Something old, something new: Why new ingredients from traditional plants will continue to drive natural beauty market
That’s the view of Tim Foulds, head of research at Euromonitor International, who said that 40% of consumers believe that having all-natural ingredients was the most important feature in a product.
“There are many factors for when consumers buy products, however, the trend for all-natural ingredients remains paramount,” said Foulds.
Ingredient trends in APAC
Asia is home to a diverse and unique flora that can potentially be the next big ingredient in skin care.
Brands like Khaokho Talaypu from Thailand are using indigenous or traditional plants and herbs for the skin.
Foulds said: “In Asia, indigenous plants and herbs that were used traditionally are being repurposed for skin. Consumers are likely to take to brand with natural positioning that use familiar ingredients with known beauty benefits.”
Khaokho Talaypu, for instance, uses ingredients such as mangosteen, tamarind and lime – all classic Thai flavours and ingredients.
Consumers are also looking for ‘superfood’ inspired cosmetics.
This trend is not only driving consumers’ interest in natural offerings but also the association between healthy diet and healthy skin, said Foulds.
South Korean brand Innisfree released a minimalist-inspired skin care range that features ‘superfoods’ such as blueberry, broccoli, kale, oats and beets.
The trend of fermented products translated from the food industry, where fermentation and probiotics enjoy widespread popularity.
It also answers consumer demand for effective products, said Foulds.
“Fermentation breaks down substances for easy absorption by the skin. Moreover, fermentation creates other beneficial substances such as omega-3 fatty acids.”
Innisfree has a line made from fermented soybean extracts while Japanese brand Kose utilises a high-concentrated essence made from fermented black sugar to moisturise skin.
Undefined and vague
The natural cosmetics market faces a lot of challenges because it is so ‘undefined and vague’, said Foulds.
“Unlike the food and drink industry, a lack of standardised, globally accepted definitions for beauty products creates challenges both for consumers and manufacturers.”
Currently, there are three approaches to defining natural beauty: certification, ingredients and positioning.
Foulds said certification had the narrowest view of the market as it only includes products certified by recognised and reputable industry bodies.
“A great challenge is the regional diversity of institutes and the lack of familiarity of those by consumers. For instance, Australia has more than one, all with different criteria, which only confuses the consumer.”
The second is the use of organically or botanically derived ingredients.

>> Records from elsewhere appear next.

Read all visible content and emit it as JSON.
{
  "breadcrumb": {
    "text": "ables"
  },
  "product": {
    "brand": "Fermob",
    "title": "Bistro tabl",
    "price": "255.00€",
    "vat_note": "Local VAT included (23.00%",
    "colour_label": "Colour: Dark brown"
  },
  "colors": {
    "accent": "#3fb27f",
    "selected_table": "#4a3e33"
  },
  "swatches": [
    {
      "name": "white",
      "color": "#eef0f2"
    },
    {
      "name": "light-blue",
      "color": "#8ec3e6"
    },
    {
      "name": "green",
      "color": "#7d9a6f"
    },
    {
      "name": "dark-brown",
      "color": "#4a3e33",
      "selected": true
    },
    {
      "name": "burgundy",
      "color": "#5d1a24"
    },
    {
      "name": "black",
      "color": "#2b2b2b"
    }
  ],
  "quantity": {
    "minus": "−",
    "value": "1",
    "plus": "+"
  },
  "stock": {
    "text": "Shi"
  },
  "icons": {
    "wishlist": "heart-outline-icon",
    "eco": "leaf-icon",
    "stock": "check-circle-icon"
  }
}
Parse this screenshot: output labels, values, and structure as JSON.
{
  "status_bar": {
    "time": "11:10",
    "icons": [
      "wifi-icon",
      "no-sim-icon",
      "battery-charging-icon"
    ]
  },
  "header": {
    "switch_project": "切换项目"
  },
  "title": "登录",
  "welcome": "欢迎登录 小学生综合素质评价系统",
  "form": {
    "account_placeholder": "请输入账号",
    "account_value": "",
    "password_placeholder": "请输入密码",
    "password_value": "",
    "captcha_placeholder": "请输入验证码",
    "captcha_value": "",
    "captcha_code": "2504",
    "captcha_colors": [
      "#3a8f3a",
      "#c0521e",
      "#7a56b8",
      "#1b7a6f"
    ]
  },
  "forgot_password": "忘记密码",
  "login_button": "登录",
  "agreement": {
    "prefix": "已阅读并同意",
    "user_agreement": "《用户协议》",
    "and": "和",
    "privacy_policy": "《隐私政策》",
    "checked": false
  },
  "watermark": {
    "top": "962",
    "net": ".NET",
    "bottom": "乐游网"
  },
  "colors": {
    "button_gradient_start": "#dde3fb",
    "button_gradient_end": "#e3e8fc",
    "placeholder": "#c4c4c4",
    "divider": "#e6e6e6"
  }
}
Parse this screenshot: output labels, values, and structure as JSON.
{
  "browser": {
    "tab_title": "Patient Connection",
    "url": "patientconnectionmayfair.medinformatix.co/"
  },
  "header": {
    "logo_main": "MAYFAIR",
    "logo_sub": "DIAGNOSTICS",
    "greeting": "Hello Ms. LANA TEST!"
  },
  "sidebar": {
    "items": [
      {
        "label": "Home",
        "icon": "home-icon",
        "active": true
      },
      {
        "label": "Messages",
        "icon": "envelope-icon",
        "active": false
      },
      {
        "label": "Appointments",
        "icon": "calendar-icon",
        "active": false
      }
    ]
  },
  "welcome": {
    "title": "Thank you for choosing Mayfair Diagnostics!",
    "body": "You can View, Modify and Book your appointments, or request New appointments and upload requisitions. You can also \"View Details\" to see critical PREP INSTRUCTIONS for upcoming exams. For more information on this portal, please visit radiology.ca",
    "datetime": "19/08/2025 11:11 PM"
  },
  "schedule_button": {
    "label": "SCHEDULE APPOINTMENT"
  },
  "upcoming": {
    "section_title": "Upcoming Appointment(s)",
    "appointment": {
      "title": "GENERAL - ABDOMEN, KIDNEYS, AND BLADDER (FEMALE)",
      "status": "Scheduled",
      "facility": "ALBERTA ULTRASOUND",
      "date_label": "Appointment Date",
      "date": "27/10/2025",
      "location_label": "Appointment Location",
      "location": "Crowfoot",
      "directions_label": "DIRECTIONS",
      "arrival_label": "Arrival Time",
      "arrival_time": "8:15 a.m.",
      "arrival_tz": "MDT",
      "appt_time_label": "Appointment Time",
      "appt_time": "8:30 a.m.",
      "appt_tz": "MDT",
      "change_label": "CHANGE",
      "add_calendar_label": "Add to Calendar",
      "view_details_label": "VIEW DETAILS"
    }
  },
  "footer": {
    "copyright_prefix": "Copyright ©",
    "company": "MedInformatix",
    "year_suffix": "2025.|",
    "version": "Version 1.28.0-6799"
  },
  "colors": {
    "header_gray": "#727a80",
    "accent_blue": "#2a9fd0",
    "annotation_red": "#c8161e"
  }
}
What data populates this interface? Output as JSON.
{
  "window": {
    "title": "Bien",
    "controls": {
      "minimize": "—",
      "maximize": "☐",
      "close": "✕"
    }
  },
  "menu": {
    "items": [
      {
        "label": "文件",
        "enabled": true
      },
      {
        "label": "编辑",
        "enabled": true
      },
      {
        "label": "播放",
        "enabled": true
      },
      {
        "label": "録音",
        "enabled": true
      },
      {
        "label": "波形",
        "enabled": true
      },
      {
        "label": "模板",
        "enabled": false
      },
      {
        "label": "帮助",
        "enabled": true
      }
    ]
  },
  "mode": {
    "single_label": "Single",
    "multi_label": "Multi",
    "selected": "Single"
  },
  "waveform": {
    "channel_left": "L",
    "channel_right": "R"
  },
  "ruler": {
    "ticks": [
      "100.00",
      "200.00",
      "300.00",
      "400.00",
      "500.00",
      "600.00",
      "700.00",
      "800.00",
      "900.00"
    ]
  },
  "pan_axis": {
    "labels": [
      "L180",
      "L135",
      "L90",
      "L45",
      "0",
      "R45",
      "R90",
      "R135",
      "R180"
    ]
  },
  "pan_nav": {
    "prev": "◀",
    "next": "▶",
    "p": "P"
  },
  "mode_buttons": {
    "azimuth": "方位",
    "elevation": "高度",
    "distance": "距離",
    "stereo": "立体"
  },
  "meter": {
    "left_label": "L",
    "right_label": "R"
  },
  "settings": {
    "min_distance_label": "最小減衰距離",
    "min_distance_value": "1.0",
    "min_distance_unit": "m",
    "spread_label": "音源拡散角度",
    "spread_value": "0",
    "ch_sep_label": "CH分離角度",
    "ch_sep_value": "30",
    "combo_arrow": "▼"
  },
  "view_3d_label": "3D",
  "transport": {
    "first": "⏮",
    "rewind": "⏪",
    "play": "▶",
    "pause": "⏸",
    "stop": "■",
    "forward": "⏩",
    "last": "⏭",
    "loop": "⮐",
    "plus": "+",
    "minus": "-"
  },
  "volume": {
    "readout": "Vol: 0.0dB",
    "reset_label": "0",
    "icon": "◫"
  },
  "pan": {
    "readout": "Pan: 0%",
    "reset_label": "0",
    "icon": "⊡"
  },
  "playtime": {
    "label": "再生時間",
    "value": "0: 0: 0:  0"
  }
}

“This is best understood by customers. There are a lot of players present in this segment from niched to mass beauty brands. Brands like Unilever have begun to offer natural products as part of its product range,” said Foulds.
The weakness of this is that products vary from high to very low concentrations.
“It is important to note that the most naturally positioned products are not 100% and this confuses people.”
Besides using natural ingredients, companies use a vast range of claims to position themselves as ethical brands.
“Increasing awareness on global, environmental, economic and societal issues have created a more opinionated consumer with a strong voice. 60% of millennials are willing to spend more with a brand that support causes they care about,” said Foulds.
This means purpose-driven brands are set to profit, while consumers will increasingly shun brands that do not embrace it.
With so many definitions Foulds said education would continue to play an important role.
“The market is highly complicated, so proper communication and support are needed to ensure harmonisation.”